Я и его сын Богдан слушали, сидя в сторонке. Рыльский повернул к нам лицо, и оно показалось мне бледным.
— Это я играю для себя, — сказал он. — Что? Право, и сам не знаю. Одно мне ясно: скоро я умру. Нет, это не шутка. Скоро… и это реквием.
Богдан обиделся:
— Был хороший вечер, и откуда у тебя, отец, вдруг такое настроение?
Рояль смолк. Рыльский смотрел прямо перед собой.
— Да, вечер был хороший. Отличные поэты, славные, сердечные друзья. Но жизнь, к сожалению, не бесконечна, жизнь, которую я так люблю… Ты знаешь, что я не терплю разговоров о смерти. Но это… реквием.
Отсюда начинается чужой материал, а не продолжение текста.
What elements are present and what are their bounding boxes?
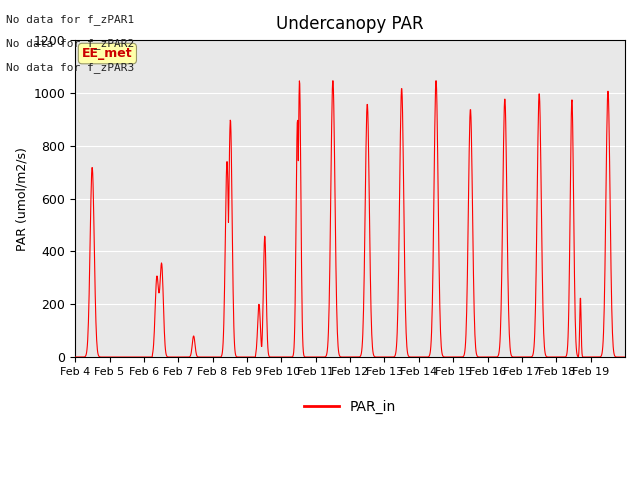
Text: No data for f_zPAR3: No data for f_zPAR3 [6, 62, 134, 73]
Text: EE_met: EE_met [82, 47, 132, 60]
Text: No data for f_zPAR2: No data for f_zPAR2 [6, 38, 134, 49]
Y-axis label: PAR (umol/m2/s): PAR (umol/m2/s) [15, 146, 28, 251]
Text: No data for f_zPAR1: No data for f_zPAR1 [6, 14, 134, 25]
Title: Undercanopy PAR: Undercanopy PAR [276, 15, 424, 33]
Legend: PAR_in: PAR_in [298, 395, 402, 420]
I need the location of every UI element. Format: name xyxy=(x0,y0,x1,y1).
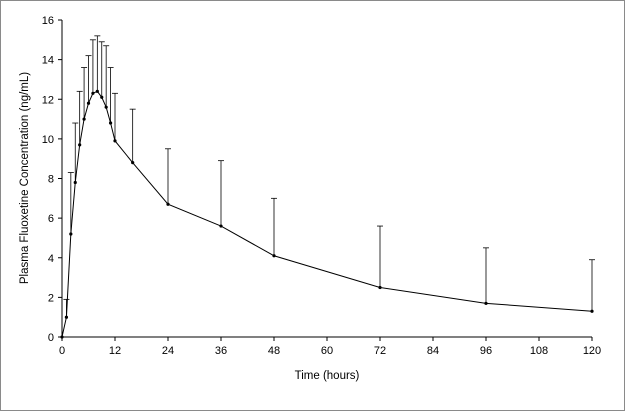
x-tick-label: 48 xyxy=(268,345,280,357)
data-point xyxy=(91,91,95,95)
data-point xyxy=(113,139,117,143)
data-point xyxy=(166,202,170,206)
data-point xyxy=(272,254,276,258)
data-point xyxy=(590,309,594,313)
x-tick-label: 24 xyxy=(162,345,174,357)
data-point xyxy=(378,285,382,290)
data-point xyxy=(104,105,108,109)
y-tick-label: 0 xyxy=(48,332,54,344)
x-tick-label: 60 xyxy=(321,345,333,357)
data-point xyxy=(60,335,64,339)
y-tick-label: 8 xyxy=(48,174,54,186)
x-tick-label: 36 xyxy=(215,345,227,357)
data-point xyxy=(64,315,69,319)
y-tick-label: 10 xyxy=(42,134,54,146)
x-tick-label: 12 xyxy=(109,345,121,357)
data-point xyxy=(69,232,73,236)
y-tick-label: 14 xyxy=(42,55,54,67)
data-point xyxy=(95,89,99,93)
y-tick-label: 2 xyxy=(48,292,54,304)
axis-labels: Time (hours) Plasma Fluoxetine Concentra… xyxy=(19,72,360,382)
y-axis-label: Plasma Fluoxetine Concentration (ng/mL) xyxy=(19,72,31,284)
error-bars xyxy=(63,35,595,318)
y-tick-label: 16 xyxy=(42,15,54,27)
x-tick-label: 84 xyxy=(427,345,439,357)
y-tick-label: 6 xyxy=(48,213,54,225)
data-point xyxy=(86,101,91,105)
data-point xyxy=(82,117,86,121)
x-tick-label: 108 xyxy=(530,345,548,357)
x-tick-label: 120 xyxy=(583,345,601,357)
y-tick-label: 12 xyxy=(42,94,54,106)
series-lines xyxy=(61,90,593,338)
data-point xyxy=(219,224,223,228)
data-point xyxy=(100,95,104,99)
x-tick-label: 0 xyxy=(59,345,65,357)
data-point xyxy=(484,301,488,305)
data-point xyxy=(78,143,82,147)
data-point xyxy=(131,161,135,165)
data-points xyxy=(60,89,594,339)
data-point xyxy=(108,121,113,125)
series-line-0 xyxy=(61,90,593,338)
x-axis-label: Time (hours) xyxy=(295,370,360,382)
x-tick-label: 96 xyxy=(480,345,492,357)
y-tick-label: 4 xyxy=(48,253,54,265)
data-point xyxy=(73,180,77,185)
x-tick-label: 72 xyxy=(374,345,386,357)
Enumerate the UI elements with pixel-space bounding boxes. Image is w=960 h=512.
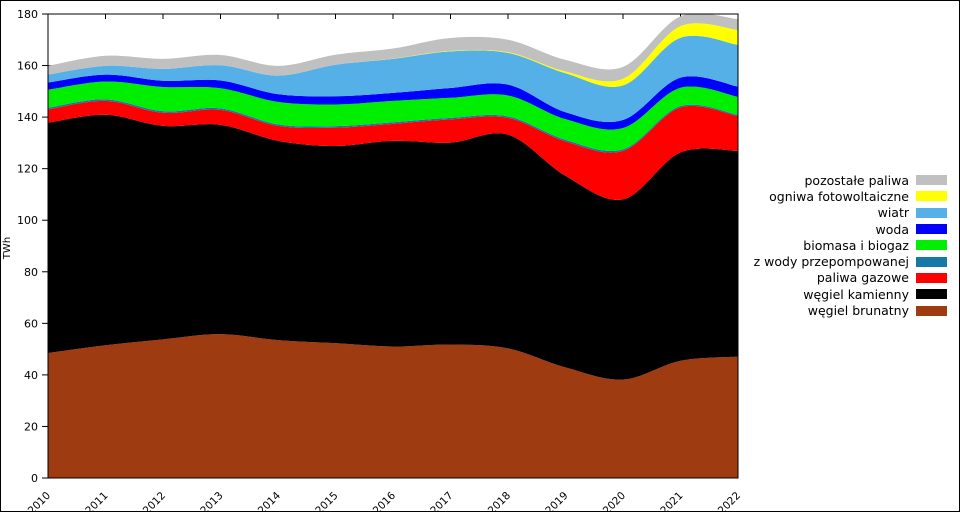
legend-item-pozostale-paliwa: pozostałe paliwa	[754, 172, 947, 188]
area-series	[48, 14, 738, 478]
y-tick-label: 80	[24, 266, 38, 279]
legend-label: z wody przepompowanej	[753, 254, 909, 270]
y-tick-label: 60	[24, 317, 38, 330]
area-paliwa-gazowe	[48, 100, 738, 200]
x-tick-label: 2021	[658, 490, 685, 512]
x-tick-label: 2013	[198, 490, 225, 512]
legend-swatch	[916, 240, 947, 251]
y-tick-label: 20	[24, 420, 38, 433]
x-tick-label: 2022	[716, 490, 743, 512]
legend-label: biomasa i biogaz	[803, 237, 909, 253]
y-tick-label: 40	[24, 369, 38, 382]
legend-swatch	[916, 224, 947, 235]
x-tick-label: 2012	[141, 490, 168, 512]
legend-label: woda	[875, 221, 909, 237]
area-biomasa-i-biogaz	[48, 81, 738, 152]
legend-label: wiatr	[877, 205, 909, 221]
x-tick-label: 2019	[543, 490, 570, 512]
legend-item-biomasa-i-biogaz: biomasa i biogaz	[754, 237, 947, 253]
x-tick-label: 2018	[486, 490, 513, 512]
x-tick-label: 2014	[256, 489, 284, 512]
legend-swatch	[916, 305, 947, 316]
legend-item-ogniwa-fotowoltaiczne: ogniwa fotowoltaiczne	[754, 188, 947, 204]
x-tick-label: 2011	[83, 490, 110, 512]
plot-frame	[47, 13, 739, 479]
legend-item-wegiel-brunatny: węgiel brunatny	[754, 302, 947, 318]
legend-swatch	[916, 191, 947, 202]
area-pozostale-paliwa	[48, 14, 738, 82]
legend-swatch	[916, 256, 947, 267]
legend: pozostałe paliwa ogniwa fotowoltaiczne wia…	[754, 172, 947, 319]
legend-swatch	[916, 289, 947, 300]
legend-item-z-wody-przepompowanej: z wody przepompowanej	[754, 253, 947, 269]
legend-item-paliwa-gazowe: paliwa gazowe	[754, 270, 947, 286]
y-tick-label: 0	[31, 472, 38, 485]
legend-item-wiatr: wiatr	[754, 205, 947, 221]
legend-label: węgiel kamienny	[803, 286, 909, 302]
legend-swatch	[916, 175, 947, 186]
area-wegiel-brunatny	[48, 334, 738, 478]
y-tick-label: 120	[17, 163, 38, 176]
area-woda	[48, 74, 738, 130]
legend-label: pozostałe paliwa	[804, 172, 909, 188]
y-tick-label: 140	[17, 111, 38, 124]
y-axis-title: TWh	[2, 236, 13, 260]
y-tick-label: 160	[17, 60, 38, 73]
legend-swatch	[916, 207, 947, 218]
y-tick-label: 100	[17, 214, 38, 227]
x-tick-label: 2010	[26, 490, 53, 512]
legend-label: paliwa gazowe	[816, 270, 909, 286]
x-tick-label: 2015	[313, 490, 340, 512]
x-tick-label: 2017	[428, 490, 455, 512]
area-wiatr	[48, 35, 738, 122]
x-tick-label: 2020	[601, 490, 628, 512]
legend-item-wegiel-kamienny: węgiel kamienny	[754, 286, 947, 302]
y-tick-label: 180	[17, 8, 38, 21]
legend-label: węgiel brunatny	[807, 303, 909, 319]
legend-swatch	[916, 272, 947, 283]
x-tick-label: 2016	[371, 489, 399, 512]
legend-item-woda: woda	[754, 221, 947, 237]
area-wegiel-kamienny	[48, 114, 738, 380]
legend-label: ogniwa fotowoltaiczne	[769, 188, 909, 204]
И снова загрустил, запечалился рояль, а мы с Богданом вышли в коридор и долго сидели в безлюдном холле, не зная, что сказать друг другу.
В ту пору Максим Фадеевич уже был болен. Все чаще он испытывал тяжелое недомогание. Он гнал от себя самую мысль о болезни, много и продуктивно работал, выезжал на рыбалку, редактировал научные труды, выступал в Академии наук, ездил к своим избирателям, принимал, как депутат, множество посетителей, каждый раз вникая в дело и доводя его до конца, и писал стихи, и слушал молодых поэтов, и задумал большую, итоговую книгу прозы…
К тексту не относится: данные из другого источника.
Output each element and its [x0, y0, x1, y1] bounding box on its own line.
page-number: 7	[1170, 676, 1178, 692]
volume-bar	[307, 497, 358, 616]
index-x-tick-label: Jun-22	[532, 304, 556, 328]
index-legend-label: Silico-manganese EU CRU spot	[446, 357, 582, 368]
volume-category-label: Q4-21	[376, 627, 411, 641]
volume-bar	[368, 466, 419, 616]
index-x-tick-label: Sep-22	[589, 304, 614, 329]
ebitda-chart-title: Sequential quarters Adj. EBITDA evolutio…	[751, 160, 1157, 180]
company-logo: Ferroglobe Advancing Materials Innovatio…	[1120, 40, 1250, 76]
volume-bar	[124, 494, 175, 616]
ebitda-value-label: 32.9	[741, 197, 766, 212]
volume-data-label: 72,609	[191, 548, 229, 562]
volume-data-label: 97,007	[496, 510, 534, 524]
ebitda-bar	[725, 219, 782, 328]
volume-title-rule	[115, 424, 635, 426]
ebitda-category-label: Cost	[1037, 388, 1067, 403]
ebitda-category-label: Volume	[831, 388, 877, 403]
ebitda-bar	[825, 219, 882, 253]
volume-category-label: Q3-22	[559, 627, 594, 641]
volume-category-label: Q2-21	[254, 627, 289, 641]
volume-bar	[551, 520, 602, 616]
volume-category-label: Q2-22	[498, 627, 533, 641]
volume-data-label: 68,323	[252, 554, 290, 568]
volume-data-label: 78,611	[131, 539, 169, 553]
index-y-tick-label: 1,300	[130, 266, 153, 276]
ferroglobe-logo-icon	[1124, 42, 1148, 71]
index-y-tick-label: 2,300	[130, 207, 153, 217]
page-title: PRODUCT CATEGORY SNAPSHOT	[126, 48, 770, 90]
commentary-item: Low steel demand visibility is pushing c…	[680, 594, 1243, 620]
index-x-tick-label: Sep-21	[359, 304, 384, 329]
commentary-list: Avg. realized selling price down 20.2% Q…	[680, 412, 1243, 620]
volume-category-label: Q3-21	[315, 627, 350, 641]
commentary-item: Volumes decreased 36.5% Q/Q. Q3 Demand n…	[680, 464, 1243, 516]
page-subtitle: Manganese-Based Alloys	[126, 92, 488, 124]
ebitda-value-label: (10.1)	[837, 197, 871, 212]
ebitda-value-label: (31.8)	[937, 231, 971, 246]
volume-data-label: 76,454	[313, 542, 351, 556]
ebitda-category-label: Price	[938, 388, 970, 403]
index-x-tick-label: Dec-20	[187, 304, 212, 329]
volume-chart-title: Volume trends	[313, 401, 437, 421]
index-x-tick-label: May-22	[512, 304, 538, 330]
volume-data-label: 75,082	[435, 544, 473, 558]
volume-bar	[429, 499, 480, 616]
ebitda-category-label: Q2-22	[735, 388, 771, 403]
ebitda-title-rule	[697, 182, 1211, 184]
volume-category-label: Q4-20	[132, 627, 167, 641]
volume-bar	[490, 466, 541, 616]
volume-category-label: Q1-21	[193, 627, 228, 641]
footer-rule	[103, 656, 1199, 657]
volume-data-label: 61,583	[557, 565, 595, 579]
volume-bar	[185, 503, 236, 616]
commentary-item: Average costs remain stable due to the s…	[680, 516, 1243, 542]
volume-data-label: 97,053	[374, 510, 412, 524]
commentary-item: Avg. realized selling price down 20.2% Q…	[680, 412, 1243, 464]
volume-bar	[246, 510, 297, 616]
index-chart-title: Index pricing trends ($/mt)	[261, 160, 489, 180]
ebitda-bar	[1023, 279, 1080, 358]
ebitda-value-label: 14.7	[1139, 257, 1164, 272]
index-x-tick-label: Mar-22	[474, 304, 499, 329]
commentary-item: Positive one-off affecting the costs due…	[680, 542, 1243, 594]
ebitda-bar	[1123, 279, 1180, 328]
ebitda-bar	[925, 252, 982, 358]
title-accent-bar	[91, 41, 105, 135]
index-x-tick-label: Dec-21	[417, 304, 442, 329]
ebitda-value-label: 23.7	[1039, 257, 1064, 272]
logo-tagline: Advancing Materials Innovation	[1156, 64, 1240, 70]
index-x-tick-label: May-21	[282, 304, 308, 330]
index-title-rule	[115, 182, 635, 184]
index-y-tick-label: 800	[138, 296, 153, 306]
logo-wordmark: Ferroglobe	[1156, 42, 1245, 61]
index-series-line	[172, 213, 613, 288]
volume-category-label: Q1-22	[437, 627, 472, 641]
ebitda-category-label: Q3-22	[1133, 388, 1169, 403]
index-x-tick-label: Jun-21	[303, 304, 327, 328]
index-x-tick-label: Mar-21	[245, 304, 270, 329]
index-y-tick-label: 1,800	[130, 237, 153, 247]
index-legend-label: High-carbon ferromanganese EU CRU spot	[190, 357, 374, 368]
В Голосеево, в его домике, на втором этаже, в комнате, где много книг и света, он поделился со мной своим замыслом:
— Замысел этот давний и большой. Много пережито, и много было памятных встреч, знакомств, дружеских связей. Знаете, Просится книга масштаба «Былое и думы». Сколько материала! И хочется не только оглянуться на прошлое, но и к дню грядущему, как он видится мне, хочется пристально присмотреться. Сил, верю, хватит, и жадность к работе даже большая, чем всегда… но, здоровье. — Медленно и любовно он провел рукой по корешкам книг: — Лишь одного просил бы я у судьбы: отсрочки. Да, еще несколько лет жизни… ради этого замысла.
Вскоре я узнал, что Рыльский отправлен в Кремлевскую больницу. Находясь в Москве, решил обязательно навестить его.
Знакомые отсоветовали. Они говорили, что главное при его болезни — полный покой.
Через некоторое время Максим Фадеевич вернулся к себе в Голосеево. Мы встречались три раза, и мне казалось, что с недугом покончено: он только заметно исхудал, но снова работал, много читал, был бодр и жизнерадостен.
Потом мне сказали, что врачи запретили ему принимать кого бы то ни было, даже людей самых близких.
Я сидел в гостиной за большим столом и шепотом разговаривал с Богданом.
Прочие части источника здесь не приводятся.